Friday, August 22, 2008

What is a short sale?

The recent rave in the real estate community seems to be the infamous 'Short Sale'. I want to take a little time and briefly explain what a short sale is how it is being used in the real estate community to liquidate distressed properties.

A short sale is a phrase used to described a sale in which the cost of the product or service being sold is actually more than the sales price of the product or service in question. Another common term to describe a short sale is being 'upside down'. The term short sale has become synonymous with any real estate transaction where the lender is agreeing to accept an amount less than is owed. Short sale has other definitions in the financial sector such as when a financial instrument is sold before it is actually owned. There are other variations of the meaning of short sale but for our purposes we will only discuss real estate transactions.

Short Sale Process
In real estate, a short sale is a rather lengthy process in which an agreement is made between the bank and seller for the bank to accept a lesser amount than owed. The steps in the process are as follows.

1. The seller needs to be in a distressed state, most of the time the property is in foreclosure. If a homeowner is
current on mortgage payments the bank will not approve a short sale. The loan is said to be 'performing'.

2. A lengthly package of documents needs to be assembled to prove to the bank that the seller can no longer
make payments. Most of these documents are the same ones used to qualify for the loan. You are basically
disqualifying the property owner. In addition to those financial documents a hardship letter needs to be
drafted explaining what caused the financial hardship. Also market trend reports, recent sales, market
analysis, news clippings and other information that can help the bank make a better determination as to why
they should accept a short sale.

3. The property has to be put on the market for sale and one must show a concerted effort to sell the property at
market value. There is misinformation out there where people believe the bank will accept any amount. This is
not true. The bank will only accept market value whatever it may be. A detailed record of activity needs to be
kept and submitted to the bank along with all the other documents.

4. Once a buyer is found, the purchase contract along with all the other documents is submitted to the bank for
approval. Once approved the sales process is continued as any normal real estate transaction would.

Most homeowners don't know that the bank will pay almost all required fees and commissions to all parties on behalf of the seller. Essentially the homeowner walks away paying nothing. The exception being that the bank may require an appraisal in which case the homeowner might be asked to pay for it. Also important to note, in no case may the homeowner walk away with any proceeds from a short sale. In some extreme cases you may negotiate with the bank for the homeowner to receive a small amount (Usually no more than $1500) for moving expenses and help with rent. Again this is rare and not the norm.

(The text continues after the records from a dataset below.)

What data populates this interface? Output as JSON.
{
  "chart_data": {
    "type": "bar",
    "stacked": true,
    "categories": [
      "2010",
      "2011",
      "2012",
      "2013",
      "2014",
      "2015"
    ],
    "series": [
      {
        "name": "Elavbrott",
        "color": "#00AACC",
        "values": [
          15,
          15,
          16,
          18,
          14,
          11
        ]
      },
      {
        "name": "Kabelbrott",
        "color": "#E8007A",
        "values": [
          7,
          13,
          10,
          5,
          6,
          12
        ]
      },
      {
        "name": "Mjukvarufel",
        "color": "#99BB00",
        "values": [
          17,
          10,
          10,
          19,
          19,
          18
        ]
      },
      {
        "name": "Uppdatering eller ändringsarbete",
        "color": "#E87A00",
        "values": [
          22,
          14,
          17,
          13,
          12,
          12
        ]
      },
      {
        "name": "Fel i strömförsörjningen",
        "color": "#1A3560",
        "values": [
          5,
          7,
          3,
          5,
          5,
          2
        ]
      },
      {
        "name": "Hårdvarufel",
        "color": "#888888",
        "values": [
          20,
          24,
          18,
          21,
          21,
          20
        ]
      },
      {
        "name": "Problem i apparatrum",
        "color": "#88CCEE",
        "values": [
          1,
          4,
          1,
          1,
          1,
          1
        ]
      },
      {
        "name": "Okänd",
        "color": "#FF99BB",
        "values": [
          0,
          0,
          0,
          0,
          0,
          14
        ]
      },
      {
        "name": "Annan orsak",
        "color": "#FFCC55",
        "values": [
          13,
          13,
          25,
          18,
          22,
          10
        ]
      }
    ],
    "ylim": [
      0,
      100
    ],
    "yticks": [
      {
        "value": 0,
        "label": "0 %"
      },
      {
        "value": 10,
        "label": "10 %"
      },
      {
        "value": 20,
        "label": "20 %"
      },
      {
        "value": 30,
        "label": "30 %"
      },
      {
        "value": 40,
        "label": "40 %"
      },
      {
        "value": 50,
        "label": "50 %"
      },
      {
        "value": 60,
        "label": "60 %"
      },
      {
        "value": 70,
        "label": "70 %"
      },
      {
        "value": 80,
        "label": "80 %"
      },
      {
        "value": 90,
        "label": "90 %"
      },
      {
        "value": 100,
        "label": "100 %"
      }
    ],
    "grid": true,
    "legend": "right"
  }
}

Along with the steps above, diligent communication and follow-up is a must in order to successfully negotiate, process and close a short sale. The entire process can take anywhere from 3-6 months to complete depending upon how quickly an offer is received. The bank approval typically adds 30 to 60 days to the normal sales cycle of a property. You can see why it is important to hire a competent Realtor with a knowledgeable team to expedite the process.